Use of mail becoming obsolete as texts and emails take over
The number of people who write letters has fallen by 30 percent in just two years, a new survey has revealed.
The study, which attempts to categorise how Britons communicate, reports that 17 percent of those surveyed said that they use email and text messages more than they did in 2010, while 30 percent reported writing fewer letters and posting fewer parcels, the Telegraph reported.
Among those communications regulator Ofcom categorised as the most technology savvy, letter writing fell by up to 38 percent.
Nationwide, 4 percent also claimed that they were using landline telephones less, but 11 percent said their use of mobile phones had increased.
Face-to-face communication remained largely unchanged, with one percent reporting an increase.

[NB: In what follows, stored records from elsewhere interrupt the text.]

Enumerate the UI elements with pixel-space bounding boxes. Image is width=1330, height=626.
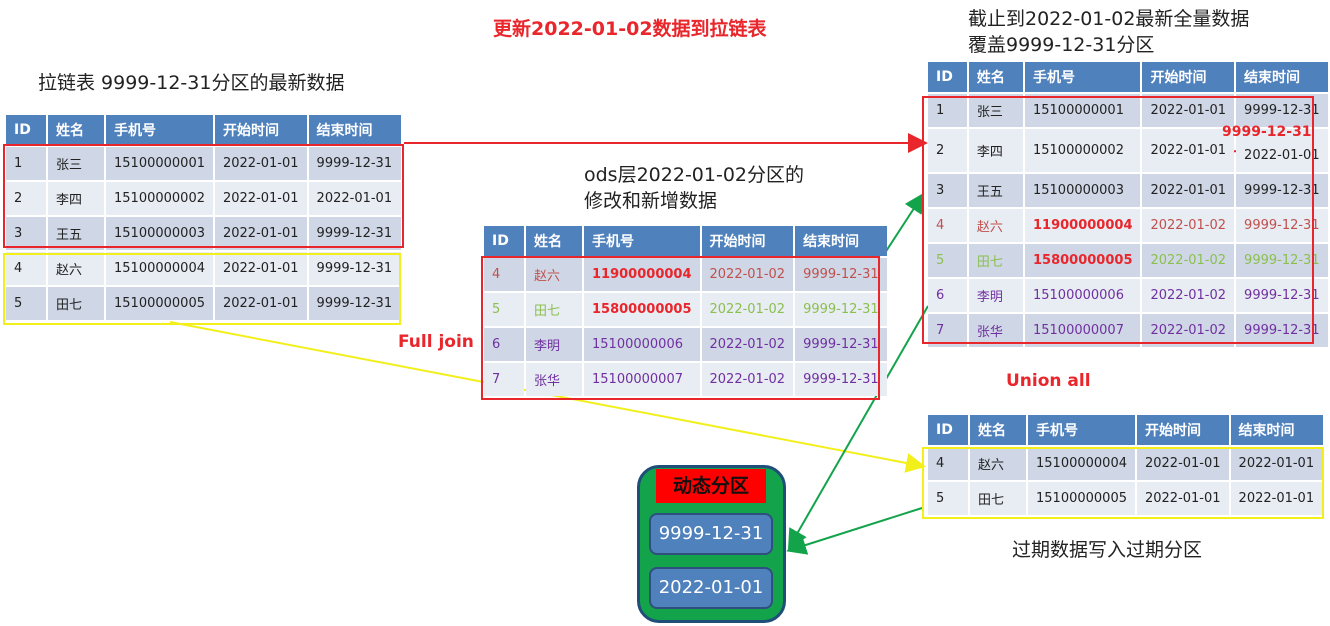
col-end: 结束时间 — [308, 115, 401, 145]
col-id: ID — [6, 115, 46, 145]
left-unchanged-highlight — [3, 144, 404, 248]
col-phone: 手机号 — [1028, 415, 1135, 445]
middle-table-heading-line2: 修改和新增数据 — [584, 190, 718, 212]
table-header-row: ID 姓名 手机号 开始时间 结束时间 — [928, 415, 1323, 445]
col-start: 开始时间 — [701, 226, 794, 256]
table-header-row: ID 姓名 手机号 开始时间 结束时间 — [484, 226, 888, 256]
col-start: 开始时间 — [1142, 62, 1235, 92]
col-name: 姓名 — [970, 415, 1026, 445]
table-header-row: ID 姓名 手机号 开始时间 结束时间 — [6, 115, 401, 145]
expired-highlight — [922, 447, 1324, 519]
corrected-end-date: 9999-12-31 — [1222, 124, 1312, 140]
left-changed-highlight — [3, 253, 401, 325]
union-all-label: Union all — [1006, 371, 1091, 391]
dynamic-partition-title: 动态分区 — [656, 469, 766, 503]
col-phone: 手机号 — [1024, 62, 1141, 92]
partition-current: 9999-12-31 — [649, 513, 773, 555]
full-join-label: Full join — [398, 332, 474, 352]
middle-table-heading-line1: ods层2022-01-02分区的 — [584, 164, 805, 186]
arrow-expired-to-dynamic — [786, 507, 923, 555]
col-phone: 手机号 — [584, 226, 700, 256]
col-name: 姓名 — [526, 226, 582, 256]
right-table-heading-line1: 截止到2022-01-02最新全量数据 — [968, 8, 1250, 30]
expired-partition-label: 过期数据写入过期分区 — [1012, 539, 1203, 561]
col-name: 姓名 — [48, 115, 104, 145]
page-title: 更新2022-01-02数据到拉链表 — [493, 18, 767, 40]
col-start: 开始时间 — [1136, 415, 1229, 445]
table-header-row: ID 姓名 手机号 开始时间 结束时间 — [928, 62, 1328, 92]
col-id: ID — [484, 226, 524, 256]
col-end: 结束时间 — [1236, 62, 1328, 92]
ods-update-highlight — [481, 256, 880, 400]
partition-expired: 2022-01-01 — [649, 567, 773, 609]
col-start: 开始时间 — [214, 115, 307, 145]
col-id: ID — [928, 415, 968, 445]
col-end: 结束时间 — [795, 226, 888, 256]
col-end: 结束时间 — [1230, 415, 1323, 445]
col-name: 姓名 — [968, 62, 1023, 92]
col-id: ID — [928, 62, 967, 92]
left-table-heading: 拉链表 9999-12-31分区的最新数据 — [38, 72, 345, 94]
right-table-heading-line2: 覆盖9999-12-31分区 — [968, 34, 1155, 56]
col-phone: 手机号 — [106, 115, 213, 145]
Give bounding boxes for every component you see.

Ofcom called the decline in using the post "dramatic," adding that "many respondents also predict that they will continue to reduce their use of post for letters, card and parcels" over the next two years as well.
More than one in five said they would use the post less between now and 2014.
One in ten said they would use internet telephone services more, while 17 percent predicted a continued rise in the importance of email.
Despite this, Royal Mail's most recent figures say the core postal business made an operating profit of 23 million pounds, up from a loss of 120 million pounds last year.
In the last reported financial year, the group's parcels businesses accounted for 48 percent, or 4.2 billion pounds of total revenues, in part thanks to the rise of internet shopping.